Articulate Common Lisp

How to write Common Lisp in 2018 -
an initiation manual for the uninitiated

Dear Reader,

and welcome, hacker news readers!

One of the key problems in onboarding developers to use modern Common Lisp is the vertical wall of difficulty. Things that are routinely problematic:

  • emacs use. Most people don’t use emacs.
  • Library creation. Putting together ASDF libraries and using them is a fairly horrid experience the first time.
  • Selection of Lisp implementation to use, along with an up-to-date discussion of pros and cons.
  • Putting together serious projects is not commonly discussed.

This site is dedicated to handling these problems. My goal is to put together an introduction/tutorial for practicing professionals and hobbyists from other languages. People who want to get started with Lisp beyond just typing into a REPL. Right now, it feels like this information is less disseminated and much less centralized than it otherwise might be. It’s not intended to be a HOWTO for Common Lisp. That’s been covered quite well. But it is intended to be a HOWTO on how to put together a Lisp environment.

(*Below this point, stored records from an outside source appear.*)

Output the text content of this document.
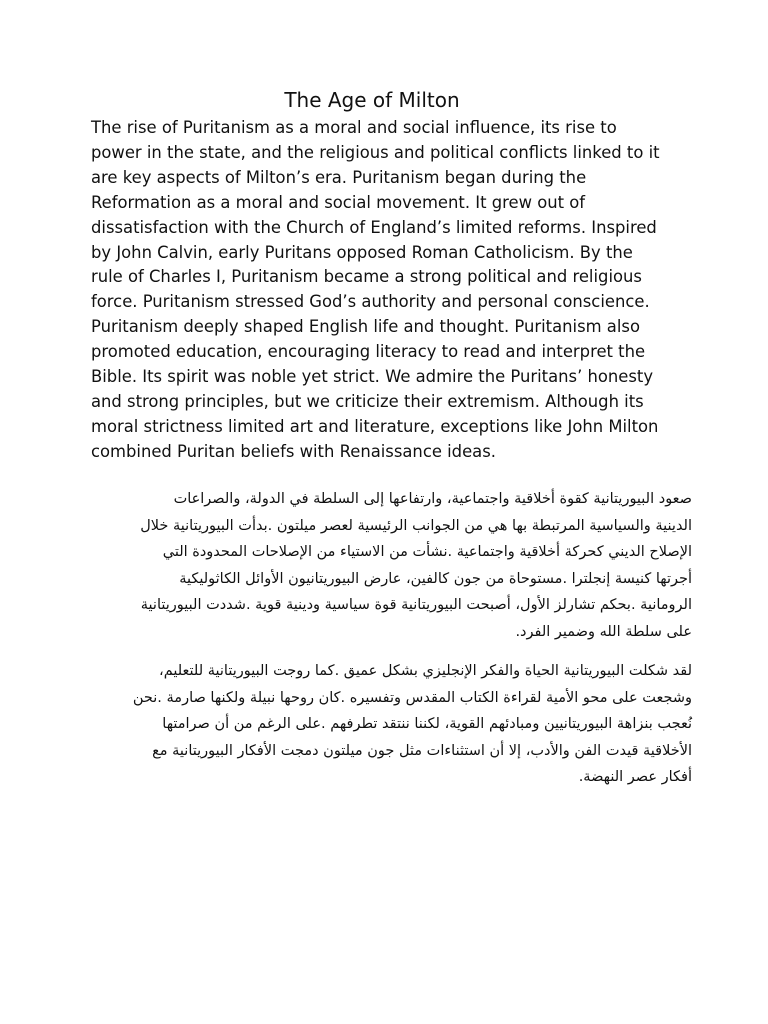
The Age of Milton

The rise of Puritanism as a moral and social influence, its rise to power in the state, and the religious and political conflicts linked to it are key aspects of Milton’s era. Puritanism began during the Reformation as a moral and social movement. It grew out of dissatisfaction with the Church of England’s limited reforms. Inspired by John Calvin, early Puritans opposed Roman Catholicism. By the rule of Charles I, Puritanism became a strong political and religious force. Puritanism stressed God’s authority and personal conscience.

Puritanism deeply shaped English life and thought. Puritanism also promoted education, encouraging literacy to read and interpret the Bible. Its spirit was noble yet strict. We admire the Puritans’ honesty and strong principles, but we criticize their extremism. Although its moral strictness limited art and literature, exceptions like John Milton combined Puritan beliefs with Renaissance ideas.

صعود البيوريتانية كقوة أخلاقية واجتماعية، وارتفاعها إلى السلطة في الدولة، والصراعات
الدينية والسياسية المرتبطة بها هي من الجوانب الرئيسية لعصر ميلتون .بدأت البيوريتانية خلال
الإصلاح الديني كحركة أخلاقية واجتماعية .نشأت من الاستياء من الإصلاحات المحدودة التي
أجرتها كنيسة إنجلترا .مستوحاة من جون كالفين، عارض البيوريتانيون الأوائل الكاثوليكية
الرومانية .بحكم تشارلز الأول، أصبحت البيوريتانية قوة سياسية ودينية قوية .شددت البيوريتانية
على سلطة الله وضمير الفرد.
لقد شكلت البيوريتانية الحياة والفكر الإنجليزي بشكل عميق .كما روجت البيوريتانية للتعليم،
وشجعت على محو الأمية لقراءة الكتاب المقدس وتفسيره .كان روحها نبيلة ولكنها صارمة .نحن
نُعجب بنزاهة البيوريتانيين ومبادئهم القوية، لكننا ننتقد تطرفهم .على الرغم من أن صرامتها
الأخلاقية قيدت الفن والأدب، إلا أن استثناءات مثل جون ميلتون دمجت الأفكار البيوريتانية مع
أفكار عصر النهضة.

Anyway, I’d like to collaborate with other people to make this a remarkably fine Lisp help site. Contributions are both accepted and welcome. It’s a wholly static site at this point in time - I don’t see a need for articulate-lisp.com to have a dynamic backend. Perhaps/probably one of the code examples will be a webapp.

Happy Hacking,

Paul Nathan

P.S.: feel free to contact me for anything you like.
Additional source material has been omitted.